The article misses the brand value. I'm short, but even I will admit that driving a Model S is an awesome experience. There's real, but intangible value there.
Even if Tesla were valued like a traditional automaker, its brand would still justify a best-in-class valuation.
The trouble is valuing the future of the automaker industry. The industry will have a huge shift in the value chain with the creation of Level 4 autonomous vehicles. And I really believe Google/Waymo is going to dominate the autonomous vehicles war.
The reason is Google's talent and access to capital. They are really ****ing good at bleeding edge AI and Machine Learning. Tesla might have a long-term data advantage (and I stress might), but they don't have the talent advantage, and Google is getting close. They're doing amazing stuff with Google Assistant, Google News, medical imaging, etc.
Credit to GM/Cruise though.
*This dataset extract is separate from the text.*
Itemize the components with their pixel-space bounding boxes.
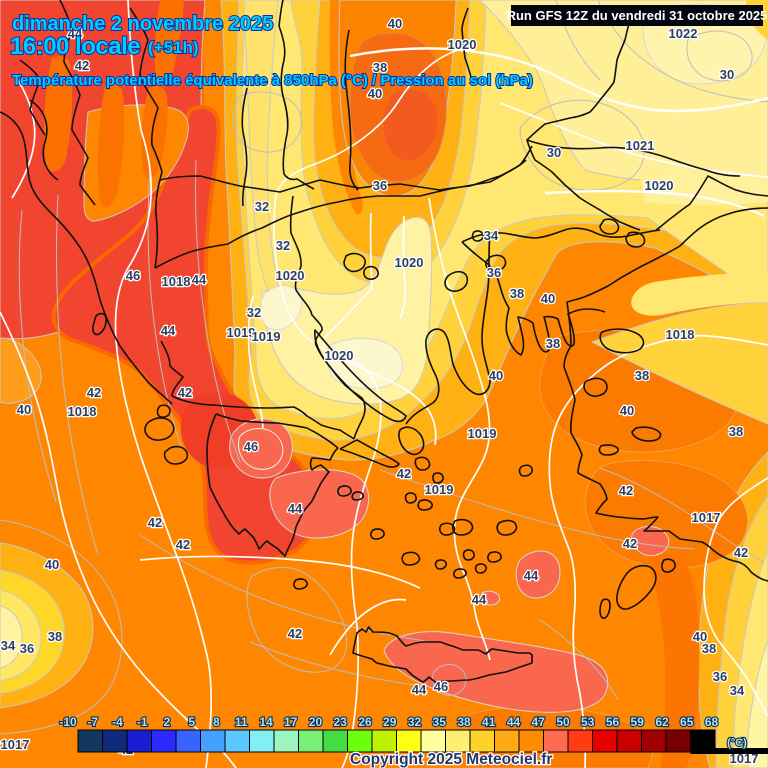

They're promising a car without a steering wheel in 2019.
Google does match Tesla's data collection. Part of how Google is overcoming their lack of data is by outright purchasing car feeds. They then use Recaptcha to train their object recognition models (ever been asked "which of these contains a stop sign?"). Android phones and Google maps users give it road and traffic data.
All of that does introduce one hilarious risk unique to Google: monopoly risk.
Regardless, whoever wins the race to scalable Level 4 autonomous driving will be on the brink of an incredible, world-changing opportunity. I don't think it will be Tesla.
Without that, the question of how you value "traditional automakers" goes away, because the value chain is massively disrupted.